Descending Triangles
A descending triangle is a bearish chart pattern characterized by a flat lower trendline (support) and a descending upper trendline (resistance). This pattern indicates that sellers are becoming more aggressive, potentially leading to a breakdown below the support level.
Key characteristics:
- Flat lower trendline (support).
- Descending upper trendline (resistance).
- Bearish pattern.
How to trade it:
- Identify a descending triangle pattern.
- Wait for a breakdown below the support level.
- Enter a short position after the breakdown.
- Set a stop-loss order above the breakdown point.
- Set a target profit level equal to the height of the triangle.
Symmetrical Triangles
A symmetrical triangle is a chart pattern characterized by two converging trendlines, one ascending and one descending. This pattern suggests a period of consolidation, with price moving within a tightening range. A breakout can occur in either direction.
Key characteristics:
- Ascending lower trendline (support).
- Descending upper trendline (resistance).
- Can be either bullish or bearish, depending on the breakout direction.
How to trade it:
- Identify a symmetrical triangle pattern.
- Wait for a breakout above the resistance level or a breakdown below the support level.

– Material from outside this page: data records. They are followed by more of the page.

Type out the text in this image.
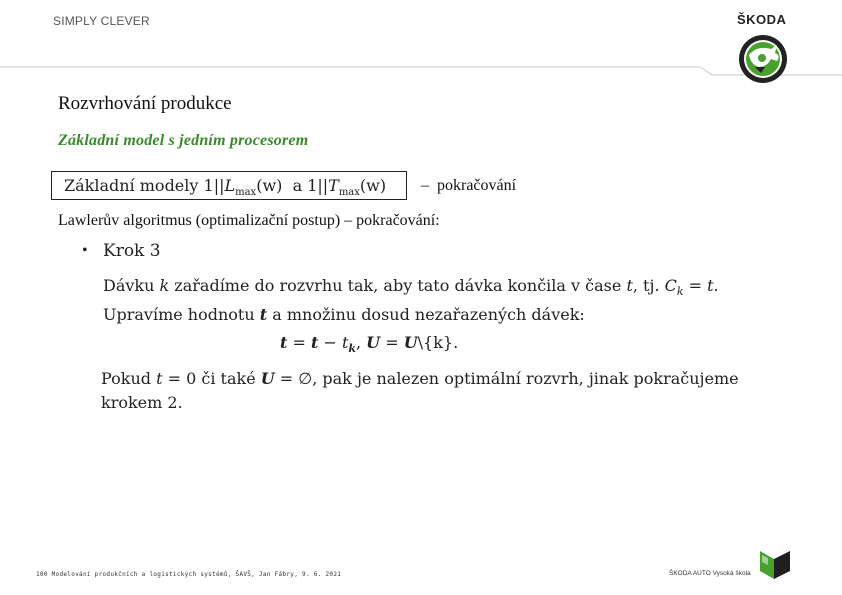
SIMPLY CLEVER	ŠKODA
Rozvrhování produkce
Základní model s jedním procesorem
Základní modely $1||L_{max}(w)$  a $1||T_{max}(w)$	–  pokračování
Lawlerův algoritmus (optimalizační postup) – pokračování:
• Krok 3
Dávku k zařadíme do rozvrhu tak, aby tato dávka končila v čase t, tj. $C_k = t$.
Upravíme hodnotu t a množinu dosud nezařazených dávek:
$t = t - t_k$, U = U\{k}.
Pokud t = 0 či také U = ∅, pak je nalezen optimální rozvrh, jinak pokračujeme krokem 2.
100 Modelování produkčních a logistických systémů, ŠAVŠ, Jan Fábry, 9. 6. 2021	ŠKODA AUTO Vysoká škola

- Enter a long position after an upward breakout or a short position after a downward breakdown.
- Set a stop-loss order just below the breakout/breakdown point.
- Set a target profit level equal to the height of the triangle.
Important Note: Triangle patterns, like all technical analysis tools, are not foolproof. It's important to use them in conjunction with other indicators and risk management strategies.